Out of the ground and into the kiln: Chesser Pottery
Monday, October 29, 2012 9:33 AM
ADA - Remember childhood days playing in mud? You can almost feel the cool, slimy mud squishing through your fingers and the pride when you created delectable mud pies. Bruce Chesser found to his surprise that one could make a living creating in mud!Growing up in Lorain, Ohio, Chesser always enjoyed sketching. He took an interest in art during school, but never thought of it as a career choice. It wasn't until he attended college at Ohio University, originally as a Physical Education Major, that he was even introduced to ceramics. Combining his desire to teach and his love of pottery, Chesser went on to earn his Master's Degree and in Ceramic Arts before leaving Ohio University.
Chesser began his 32 year career at Ohio Northern University in the Art Department in 1970. It was there he met his wife Judy Greavu, an artist specializing in bronze casting. Together they have a studio-farm, with Greavu's bronze sculptures adorning the pond on their acreage and Chesser throwing pots in the backyard barn.

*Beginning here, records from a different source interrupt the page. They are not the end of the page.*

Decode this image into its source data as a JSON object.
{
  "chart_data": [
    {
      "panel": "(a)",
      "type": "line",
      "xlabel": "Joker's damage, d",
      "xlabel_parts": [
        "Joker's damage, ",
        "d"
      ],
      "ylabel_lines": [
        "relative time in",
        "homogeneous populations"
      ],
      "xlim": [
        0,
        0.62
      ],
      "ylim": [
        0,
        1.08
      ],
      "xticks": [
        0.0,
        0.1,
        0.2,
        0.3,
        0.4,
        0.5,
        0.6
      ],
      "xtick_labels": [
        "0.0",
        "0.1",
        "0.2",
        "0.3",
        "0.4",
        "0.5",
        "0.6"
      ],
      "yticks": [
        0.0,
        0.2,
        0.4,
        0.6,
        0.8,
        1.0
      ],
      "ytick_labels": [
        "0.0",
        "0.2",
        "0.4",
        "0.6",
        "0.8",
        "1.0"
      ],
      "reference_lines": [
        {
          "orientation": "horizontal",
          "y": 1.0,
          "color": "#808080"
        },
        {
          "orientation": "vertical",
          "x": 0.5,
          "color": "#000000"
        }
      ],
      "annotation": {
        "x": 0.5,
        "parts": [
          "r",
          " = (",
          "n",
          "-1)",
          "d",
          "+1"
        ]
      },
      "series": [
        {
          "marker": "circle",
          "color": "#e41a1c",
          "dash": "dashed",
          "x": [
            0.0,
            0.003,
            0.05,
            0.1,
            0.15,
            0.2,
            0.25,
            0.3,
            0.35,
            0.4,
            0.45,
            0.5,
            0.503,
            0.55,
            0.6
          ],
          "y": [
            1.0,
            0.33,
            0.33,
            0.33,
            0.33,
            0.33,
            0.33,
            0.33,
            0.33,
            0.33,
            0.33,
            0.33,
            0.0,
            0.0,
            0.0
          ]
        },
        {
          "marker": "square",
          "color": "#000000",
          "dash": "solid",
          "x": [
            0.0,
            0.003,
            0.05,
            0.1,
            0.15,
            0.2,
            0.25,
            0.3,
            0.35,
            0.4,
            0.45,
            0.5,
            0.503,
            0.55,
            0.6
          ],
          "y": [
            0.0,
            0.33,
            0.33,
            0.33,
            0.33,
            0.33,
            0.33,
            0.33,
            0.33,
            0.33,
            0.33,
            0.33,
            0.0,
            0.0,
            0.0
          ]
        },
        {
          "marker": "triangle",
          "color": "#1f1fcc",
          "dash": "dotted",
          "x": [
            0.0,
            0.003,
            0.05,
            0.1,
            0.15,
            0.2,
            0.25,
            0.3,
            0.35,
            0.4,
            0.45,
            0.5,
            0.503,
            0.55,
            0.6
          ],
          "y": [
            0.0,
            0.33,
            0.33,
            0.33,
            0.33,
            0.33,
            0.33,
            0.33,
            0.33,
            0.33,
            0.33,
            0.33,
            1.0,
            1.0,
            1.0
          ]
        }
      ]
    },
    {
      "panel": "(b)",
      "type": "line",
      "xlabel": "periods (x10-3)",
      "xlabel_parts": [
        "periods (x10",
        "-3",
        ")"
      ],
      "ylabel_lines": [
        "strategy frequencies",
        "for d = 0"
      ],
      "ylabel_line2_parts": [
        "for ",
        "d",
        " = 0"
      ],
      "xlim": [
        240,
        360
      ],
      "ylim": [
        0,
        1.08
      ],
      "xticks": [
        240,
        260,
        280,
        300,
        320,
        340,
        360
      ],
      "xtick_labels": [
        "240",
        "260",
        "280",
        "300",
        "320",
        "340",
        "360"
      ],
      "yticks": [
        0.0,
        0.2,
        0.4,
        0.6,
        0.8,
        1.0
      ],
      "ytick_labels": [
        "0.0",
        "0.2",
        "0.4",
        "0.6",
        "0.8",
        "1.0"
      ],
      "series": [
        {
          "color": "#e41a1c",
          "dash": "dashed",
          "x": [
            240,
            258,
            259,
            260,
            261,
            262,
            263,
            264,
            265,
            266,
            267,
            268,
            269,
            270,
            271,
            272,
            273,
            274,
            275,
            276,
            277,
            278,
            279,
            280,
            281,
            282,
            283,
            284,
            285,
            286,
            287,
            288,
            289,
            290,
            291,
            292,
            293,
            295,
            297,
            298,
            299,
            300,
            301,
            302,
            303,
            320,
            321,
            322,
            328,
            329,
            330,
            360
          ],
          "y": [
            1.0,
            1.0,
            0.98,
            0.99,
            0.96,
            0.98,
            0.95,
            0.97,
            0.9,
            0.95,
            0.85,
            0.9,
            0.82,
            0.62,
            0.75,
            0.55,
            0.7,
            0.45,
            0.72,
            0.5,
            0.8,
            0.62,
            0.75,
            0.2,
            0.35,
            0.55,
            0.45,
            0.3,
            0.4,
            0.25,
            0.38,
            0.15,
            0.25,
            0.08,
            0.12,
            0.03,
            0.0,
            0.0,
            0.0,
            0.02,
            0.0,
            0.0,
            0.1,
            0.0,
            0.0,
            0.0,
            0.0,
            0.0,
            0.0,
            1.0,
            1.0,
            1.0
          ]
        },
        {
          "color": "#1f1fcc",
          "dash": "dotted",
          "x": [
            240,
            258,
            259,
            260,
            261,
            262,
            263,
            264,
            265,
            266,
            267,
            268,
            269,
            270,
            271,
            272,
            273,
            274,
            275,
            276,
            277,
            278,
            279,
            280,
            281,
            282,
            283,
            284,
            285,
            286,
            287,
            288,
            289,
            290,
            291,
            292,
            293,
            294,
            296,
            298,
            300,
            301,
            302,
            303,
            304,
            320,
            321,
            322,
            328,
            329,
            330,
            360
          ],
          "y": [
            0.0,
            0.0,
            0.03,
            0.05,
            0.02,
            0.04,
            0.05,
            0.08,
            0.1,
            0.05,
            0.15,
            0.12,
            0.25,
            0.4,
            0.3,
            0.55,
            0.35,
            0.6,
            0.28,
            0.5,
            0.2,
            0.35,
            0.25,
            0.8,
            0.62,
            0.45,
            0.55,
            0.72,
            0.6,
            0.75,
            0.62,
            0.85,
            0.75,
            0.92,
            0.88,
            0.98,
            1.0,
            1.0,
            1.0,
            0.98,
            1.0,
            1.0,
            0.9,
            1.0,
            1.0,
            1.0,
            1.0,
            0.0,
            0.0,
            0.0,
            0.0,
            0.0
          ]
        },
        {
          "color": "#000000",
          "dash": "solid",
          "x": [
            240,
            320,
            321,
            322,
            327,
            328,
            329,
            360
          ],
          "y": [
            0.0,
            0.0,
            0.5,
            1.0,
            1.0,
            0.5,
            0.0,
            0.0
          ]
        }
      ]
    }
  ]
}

Finished pots, plates and containers handcrafted by Chesser are on display at his home studio, "Chesser Pottery", just a few miles outside of Ada on SR 701, and are also shown at the American Gallery in Sylvania. A member of the Bowling Green Black Swamp Artists, Chesser has also enjoyed sharing his works at area festivals and remembers fondly participating for years in Pioneer Days at the Hardin County Fairgrounds re-enacting centuries-old techniques before the use of electricity.
Located in an adjacent building on Chesser's property is the gas powered salt kiln which can hold 30-50 pounds of pottery at a time.
"Pottery is the ultimate in low-tech", Chesser explains.